A Journey of Reason and Discovery: Why I’m a Liberal #1

This is the first installment in a series inspired by someone who calls himself Euripedes, who wrote his own series on why he's a conservative. (Ironically, his sixth installment was to explain that he's a conservative because he agrees with Edmund Burke when he said self-interest should be put aside in the selection (election) of leaders, and that they should be chosen for integrity and for the good of all. In principle, I would guess this to be nearly universal to any viable democratic political philosophy. In practice, I think conservatives consistently perform worse on this than liberals, voting for narrow self-interest or to benefit one economic class over all others almost all the time, as opposed to liberals, who frequently vote to benefit society as a whole.)

Anyway, the place to start this series seems to be the beginning – the journey I've traveled to achieve liberalhood, and the sources I've explored on the way.
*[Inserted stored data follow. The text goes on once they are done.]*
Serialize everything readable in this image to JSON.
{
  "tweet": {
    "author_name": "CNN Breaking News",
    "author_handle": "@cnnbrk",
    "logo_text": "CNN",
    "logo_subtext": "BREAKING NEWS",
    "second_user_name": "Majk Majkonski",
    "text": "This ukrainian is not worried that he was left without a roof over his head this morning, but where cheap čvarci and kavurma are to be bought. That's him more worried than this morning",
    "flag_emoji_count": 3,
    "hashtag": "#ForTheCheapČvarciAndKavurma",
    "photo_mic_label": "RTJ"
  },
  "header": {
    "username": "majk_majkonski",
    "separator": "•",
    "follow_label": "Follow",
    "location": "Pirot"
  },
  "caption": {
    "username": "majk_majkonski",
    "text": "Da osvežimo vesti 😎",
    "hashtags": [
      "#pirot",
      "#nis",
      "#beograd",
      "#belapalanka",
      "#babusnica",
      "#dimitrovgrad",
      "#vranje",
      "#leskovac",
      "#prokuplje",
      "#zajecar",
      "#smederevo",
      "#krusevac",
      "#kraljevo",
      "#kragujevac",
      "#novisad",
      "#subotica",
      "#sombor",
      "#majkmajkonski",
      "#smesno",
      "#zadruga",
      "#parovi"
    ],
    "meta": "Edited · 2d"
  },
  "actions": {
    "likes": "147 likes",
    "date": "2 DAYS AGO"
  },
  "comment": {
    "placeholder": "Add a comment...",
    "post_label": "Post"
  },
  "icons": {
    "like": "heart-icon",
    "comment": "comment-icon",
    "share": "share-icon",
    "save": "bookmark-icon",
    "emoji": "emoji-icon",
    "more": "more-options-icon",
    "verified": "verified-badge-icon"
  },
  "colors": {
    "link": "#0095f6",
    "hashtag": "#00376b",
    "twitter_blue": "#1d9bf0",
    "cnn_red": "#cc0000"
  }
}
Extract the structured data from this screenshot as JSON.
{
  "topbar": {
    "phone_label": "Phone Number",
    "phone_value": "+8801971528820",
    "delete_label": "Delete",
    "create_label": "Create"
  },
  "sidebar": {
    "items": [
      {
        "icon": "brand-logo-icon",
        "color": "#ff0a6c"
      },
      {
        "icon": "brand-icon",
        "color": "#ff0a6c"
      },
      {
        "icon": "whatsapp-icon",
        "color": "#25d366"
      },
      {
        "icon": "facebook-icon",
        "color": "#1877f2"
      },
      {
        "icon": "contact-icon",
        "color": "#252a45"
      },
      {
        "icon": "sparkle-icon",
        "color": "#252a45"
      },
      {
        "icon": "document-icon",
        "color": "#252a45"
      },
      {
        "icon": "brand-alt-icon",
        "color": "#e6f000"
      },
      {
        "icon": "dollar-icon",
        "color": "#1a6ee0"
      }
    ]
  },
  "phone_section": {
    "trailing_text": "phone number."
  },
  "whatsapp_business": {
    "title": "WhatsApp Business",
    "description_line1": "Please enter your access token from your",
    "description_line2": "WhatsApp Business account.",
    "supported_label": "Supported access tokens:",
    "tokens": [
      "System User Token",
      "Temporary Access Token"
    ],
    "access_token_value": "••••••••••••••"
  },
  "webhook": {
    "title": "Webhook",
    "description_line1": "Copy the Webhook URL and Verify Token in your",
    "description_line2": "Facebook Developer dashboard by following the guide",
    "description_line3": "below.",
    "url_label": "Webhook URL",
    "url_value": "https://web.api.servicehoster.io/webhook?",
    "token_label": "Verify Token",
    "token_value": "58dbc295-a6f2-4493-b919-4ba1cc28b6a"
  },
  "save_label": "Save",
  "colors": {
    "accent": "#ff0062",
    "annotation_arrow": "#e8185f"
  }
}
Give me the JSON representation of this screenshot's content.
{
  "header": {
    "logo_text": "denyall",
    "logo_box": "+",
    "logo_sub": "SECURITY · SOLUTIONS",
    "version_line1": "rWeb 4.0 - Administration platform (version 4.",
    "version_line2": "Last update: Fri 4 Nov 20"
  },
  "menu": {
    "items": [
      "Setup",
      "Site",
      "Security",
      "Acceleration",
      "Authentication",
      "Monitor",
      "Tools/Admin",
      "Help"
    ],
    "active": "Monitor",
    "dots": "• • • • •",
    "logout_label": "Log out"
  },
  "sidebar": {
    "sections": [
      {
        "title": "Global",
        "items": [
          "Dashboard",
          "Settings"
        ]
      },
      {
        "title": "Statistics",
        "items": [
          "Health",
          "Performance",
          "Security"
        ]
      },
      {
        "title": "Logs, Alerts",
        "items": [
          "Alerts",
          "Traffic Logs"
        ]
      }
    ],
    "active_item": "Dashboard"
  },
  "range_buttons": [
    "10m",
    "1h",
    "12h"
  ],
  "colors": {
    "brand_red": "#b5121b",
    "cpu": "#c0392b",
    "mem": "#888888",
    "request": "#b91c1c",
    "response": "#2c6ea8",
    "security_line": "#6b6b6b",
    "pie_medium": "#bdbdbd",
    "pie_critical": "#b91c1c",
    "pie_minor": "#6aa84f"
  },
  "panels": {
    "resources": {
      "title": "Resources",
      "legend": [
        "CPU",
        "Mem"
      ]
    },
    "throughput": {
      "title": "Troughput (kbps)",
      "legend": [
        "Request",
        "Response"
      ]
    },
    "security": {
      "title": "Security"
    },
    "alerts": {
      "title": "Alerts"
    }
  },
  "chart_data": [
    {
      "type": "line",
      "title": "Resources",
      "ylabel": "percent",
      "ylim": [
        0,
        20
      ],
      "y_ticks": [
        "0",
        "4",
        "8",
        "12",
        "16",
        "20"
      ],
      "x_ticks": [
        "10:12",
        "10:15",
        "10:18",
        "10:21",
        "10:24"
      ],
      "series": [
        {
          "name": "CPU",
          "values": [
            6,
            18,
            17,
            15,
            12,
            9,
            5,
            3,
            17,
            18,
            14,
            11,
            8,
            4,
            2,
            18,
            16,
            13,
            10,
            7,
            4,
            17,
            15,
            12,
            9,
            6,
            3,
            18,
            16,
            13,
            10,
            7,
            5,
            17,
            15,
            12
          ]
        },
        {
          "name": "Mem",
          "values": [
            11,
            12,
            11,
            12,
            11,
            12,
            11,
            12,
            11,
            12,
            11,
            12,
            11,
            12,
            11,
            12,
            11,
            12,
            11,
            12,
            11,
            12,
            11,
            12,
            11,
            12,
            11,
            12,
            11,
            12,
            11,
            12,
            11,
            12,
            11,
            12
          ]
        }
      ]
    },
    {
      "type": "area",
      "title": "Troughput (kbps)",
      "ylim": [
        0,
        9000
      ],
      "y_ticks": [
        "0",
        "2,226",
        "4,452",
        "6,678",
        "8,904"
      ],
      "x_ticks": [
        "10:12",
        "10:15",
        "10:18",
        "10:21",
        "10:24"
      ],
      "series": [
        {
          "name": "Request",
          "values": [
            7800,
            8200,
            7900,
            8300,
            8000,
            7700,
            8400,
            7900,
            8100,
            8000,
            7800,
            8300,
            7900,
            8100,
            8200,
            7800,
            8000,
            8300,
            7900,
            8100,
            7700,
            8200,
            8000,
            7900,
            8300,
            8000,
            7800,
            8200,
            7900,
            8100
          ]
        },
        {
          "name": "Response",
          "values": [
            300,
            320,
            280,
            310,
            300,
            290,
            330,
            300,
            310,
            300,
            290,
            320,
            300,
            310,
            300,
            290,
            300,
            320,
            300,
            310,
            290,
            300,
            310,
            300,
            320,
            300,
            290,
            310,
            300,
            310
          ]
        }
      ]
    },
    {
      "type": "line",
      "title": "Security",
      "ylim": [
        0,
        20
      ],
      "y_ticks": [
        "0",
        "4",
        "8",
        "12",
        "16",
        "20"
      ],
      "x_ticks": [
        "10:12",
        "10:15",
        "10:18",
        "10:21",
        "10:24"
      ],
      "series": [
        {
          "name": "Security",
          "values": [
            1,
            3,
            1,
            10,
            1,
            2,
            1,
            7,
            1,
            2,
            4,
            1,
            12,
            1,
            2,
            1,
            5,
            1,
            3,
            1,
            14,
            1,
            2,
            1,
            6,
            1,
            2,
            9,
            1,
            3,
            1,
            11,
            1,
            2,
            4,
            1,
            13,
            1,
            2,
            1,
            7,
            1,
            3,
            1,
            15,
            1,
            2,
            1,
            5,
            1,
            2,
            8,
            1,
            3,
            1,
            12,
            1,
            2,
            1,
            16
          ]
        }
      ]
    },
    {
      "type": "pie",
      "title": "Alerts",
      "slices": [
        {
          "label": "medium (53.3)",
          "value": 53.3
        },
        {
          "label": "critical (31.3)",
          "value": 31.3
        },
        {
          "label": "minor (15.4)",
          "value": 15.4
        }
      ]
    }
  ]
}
My father was a Goldwater conservative, a rancher in Wyoming who once ran for county commissioner as a Republican. Politics frequented our dinnertime conversation, and dominated during elections. All my neighbors were Republicans, so far as I know. In the school elections in 1972, I was the only person in my 5th & 6th grade class to vote for McGovern; everyone else voted for Nixon. But that vote was an anomaly, perhaps a sign of the distant future, and probably a symptom of the fact that I didn't fit in with the cisgendered kids. I went on to start my political life voting for Reagan – twice. (Since then, I've tried not to repeat my mistakes.) At that time, I hadn't really thought much about politics or economics, nor learned much about them.

I became disaffected with conservatism and Republicans shortly after Reagan began his second term. I noticed the neglect and damage his policies created for the environment. He replaced the "tax and spend" policies of Democrats with a "borrow and spend" mentality that was clearly unsustainable way back then, and has only grown worse to the present (ironically, reaching its apex – so far – under a Democrat who considers himself at least somewhat liberal). Iran-Contra blew up, exposing the corruption that ran deep throughout his administration. Still laden with a prejudice that made me unable to stomach Democrats, I abandoned the GOP and adopted third-party affiliations and candidates.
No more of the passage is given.